Tuberculous meningitis (TBM), the most severe extrapulmonary manifestation of tuberculosis, is caused by the pathogen Mycobacterium tuberculosis The M. tuberculosis complex includes seven lineages, all described to harbor a unique geographical dissemination pattern and clinical presentation. In this study, we set out to determine whether a certain M. tuberculosis lineage demonstrated tropism to cause TBM in patients from Cape Town, South Africa. DNA was extracted from formalin-fixed paraffin-embedded central nervous system (CNS) tissue from a unique neuropathological cohort of 83 TBM patients, collected between 1975 and 2012. M. tuberculosis lineages 1, 2, 3, and 4 were determined using an allele-specific PCR and Sanger sequencing. Of the 83 patient specimens tested, bacterial characterization could be performed on 46 specimens (55%). M. tuberculosis lineage 4 was present in 26 patient specimens (56%), and non-lineage 4 was identified in 10 cases (22%). Moreover, genomic heterogeneity was detected in the CNS specimens of 7 adults and 3 children. We could show that infection of the CNS is not restricted to a single M. tuberculosis lineage and that even young children with rapid progression of disease can harbor more than one M. tuberculosis lineage in the CNS.
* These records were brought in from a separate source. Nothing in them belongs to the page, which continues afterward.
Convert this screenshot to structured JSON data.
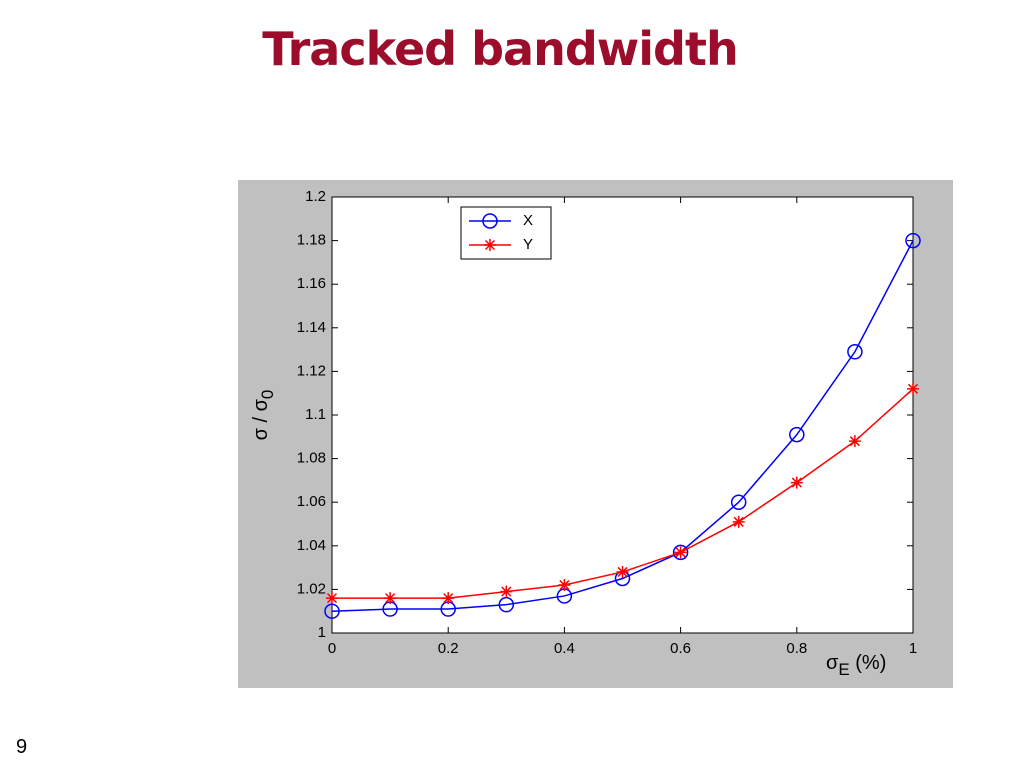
{
  "slide": {
    "title": "Tracked bandwidth",
    "page_number": "9"
  },
  "chart_data": {
    "type": "line",
    "xlabel": {
      "symbol": "σ",
      "subscript": "E",
      "suffix": " (%)"
    },
    "ylabel": {
      "symbol": "σ / σ",
      "subscript": "0"
    },
    "x": [
      0,
      0.1,
      0.2,
      0.3,
      0.4,
      0.5,
      0.6,
      0.7,
      0.8,
      0.9,
      1
    ],
    "series": [
      {
        "name": "X",
        "color": "#0000ff",
        "marker": "circle",
        "values": [
          1.01,
          1.011,
          1.011,
          1.013,
          1.017,
          1.025,
          1.037,
          1.06,
          1.091,
          1.129,
          1.18
        ]
      },
      {
        "name": "Y",
        "color": "#ff0000",
        "marker": "asterisk",
        "values": [
          1.016,
          1.016,
          1.016,
          1.019,
          1.022,
          1.028,
          1.037,
          1.051,
          1.069,
          1.088,
          1.112
        ]
      }
    ],
    "xlim": [
      0,
      1
    ],
    "xticks": [
      0,
      0.2,
      0.4,
      0.6,
      0.8,
      1
    ],
    "ylim": [
      1,
      1.2
    ],
    "yticks": [
      1,
      1.02,
      1.04,
      1.06,
      1.08,
      1.1,
      1.12,
      1.14,
      1.16,
      1.18,
      1.2
    ],
    "grid": false,
    "legend": "top-center"
  }
}
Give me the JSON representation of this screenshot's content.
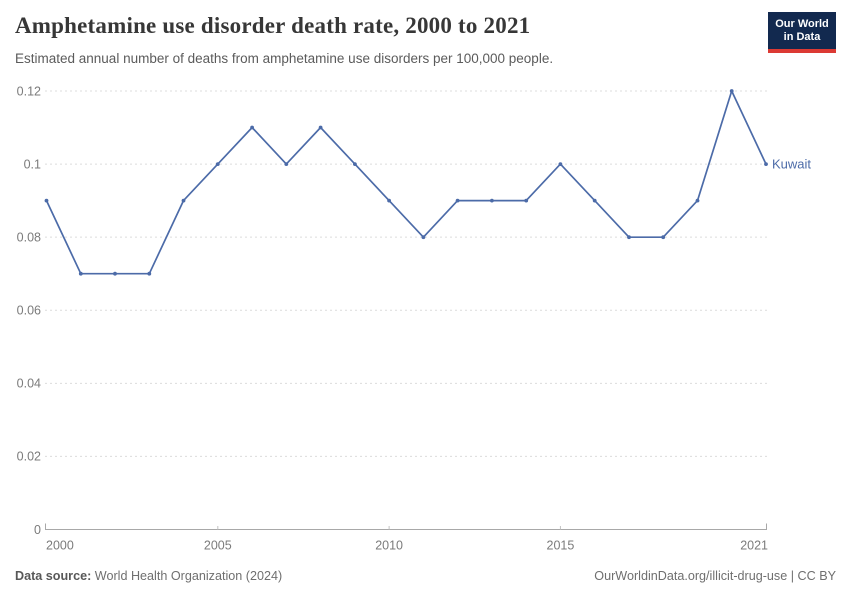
{
  "header": {
    "title": "Amphetamine use disorder death rate, 2000 to 2021",
    "subtitle": "Estimated annual number of deaths from amphetamine use disorders per 100,000 people."
  },
  "logo": {
    "line1": "Our World",
    "line2": "in Data",
    "bg_color": "#12294f",
    "accent_color": "#dc3a34"
  },
  "chart_data": {
    "type": "line",
    "title": "Amphetamine use disorder death rate, 2000 to 2021",
    "xlabel": "",
    "ylabel": "",
    "x": [
      2000,
      2001,
      2002,
      2003,
      2004,
      2005,
      2006,
      2007,
      2008,
      2009,
      2010,
      2011,
      2012,
      2013,
      2014,
      2015,
      2016,
      2017,
      2018,
      2019,
      2020,
      2021
    ],
    "series": [
      {
        "name": "Kuwait",
        "color": "#4c6ba8",
        "values": [
          0.09,
          0.07,
          0.07,
          0.07,
          0.09,
          0.1,
          0.11,
          0.1,
          0.11,
          0.1,
          0.09,
          0.08,
          0.09,
          0.09,
          0.09,
          0.1,
          0.09,
          0.08,
          0.08,
          0.09,
          0.12,
          0.1
        ]
      }
    ],
    "ylim": [
      0,
      0.12
    ],
    "y_ticks": [
      {
        "value": 0,
        "label": "0"
      },
      {
        "value": 0.02,
        "label": "0.02"
      },
      {
        "value": 0.04,
        "label": "0.04"
      },
      {
        "value": 0.06,
        "label": "0.06"
      },
      {
        "value": 0.08,
        "label": "0.08"
      },
      {
        "value": 0.1,
        "label": "0.1"
      },
      {
        "value": 0.12,
        "label": "0.12"
      }
    ],
    "x_ticks": [
      {
        "value": 2000,
        "label": "2000",
        "anchor": "start"
      },
      {
        "value": 2005,
        "label": "2005",
        "anchor": "middle"
      },
      {
        "value": 2010,
        "label": "2010",
        "anchor": "middle"
      },
      {
        "value": 2015,
        "label": "2015",
        "anchor": "middle"
      },
      {
        "value": 2021,
        "label": "2021",
        "anchor": "end"
      }
    ],
    "grid": "horizontal-dashed",
    "legend_position": "line-end-label",
    "entity_label": "Kuwait"
  },
  "footer": {
    "source_label": "Data source:",
    "source_value": "World Health Organization (2024)",
    "rights": "OurWorldinData.org/illicit-drug-use | CC BY"
  },
  "colors": {
    "line": "#4c6ba8",
    "grid": "#dcdcdc",
    "axis": "#a8a8a8",
    "minor_tick": "#c2c2c2",
    "tick_text": "#7b7b7b"
  }
}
Keywords: CNS tuberculosis; Mycobacterium tuberculosis lineage; childhood tuberculosis; genomic heterogeneity; genotyping; mixed infection; tuberculous meningitis.

FIG 1

Distribution of lineages between 1975 and 2012. Identification of lineage 4, non-lineage 4, or heterogenic infection in patients <5 years of age (small blue circles), ages 5 to 14 years (medium green circles), and >14 years of age (large red circles) per year between 1975 and 2012. Number indicates multiple patients at a specific time point for the youngest group. No association was found between presence of a specific lineage and year of admission.

FIG 2

Neuropathological findings in three children with tuberculous meningitis and heterogenic infection. Characteristics of the three cases presented are specified in Table 2. (A) Case 1, medulla oblongata; multiple intraparenchymal granulomas. H&E, ×40 magnification. (B) Case 1, medulla oblongata; granulomas with lymphocytes (chronic inflammation). H&E, ×100 magnification. (C) Case 1, leptomeninges; lymphocytes (chronic inflammation), no granulomas present. H&E, ×100 magnification. (D) Case 2, leptomeninges; poorly formed granulomatous inflammation. H&E, ×100 magnification. (E) Case 2, leptomeninges; lymphocytes (open arrow, chronic inflammation) and macrophages (closed arrow). H&E, ×400 magnification. (F) Case 2, leptomeninges; fibrosis and vascular proliferation (arrow). Reticulin silver stain, ×100 magnification. (G) Case 3, brain parenchyma and leptomeninges; poorly formed granuloma (closed arrow) and foreign body giant cell (open arrow). H&E, ×100 magnification. (H) Case 3, brain parenchyma and leptomeninges; Langhans giant cell (arrow). H&E, ×400 magnification. (I) Case 3, brain parenchyma and leptomeninges; fibrosis (arrow) and vascular proliferation. Reticulin silver stain, ×100 magnification. (J) Case 3, brain parenchyma; infarct. H&E, ×40 magnification. (K) Case 3, brain parenchyma; infarct with vascular proliferation. Reticulin silver stain, ×40 magnification. (L) Case 3, brain parenchyma; infarct with vascular proliferation (arrows). Reticulin silver stain, ×100 magnification.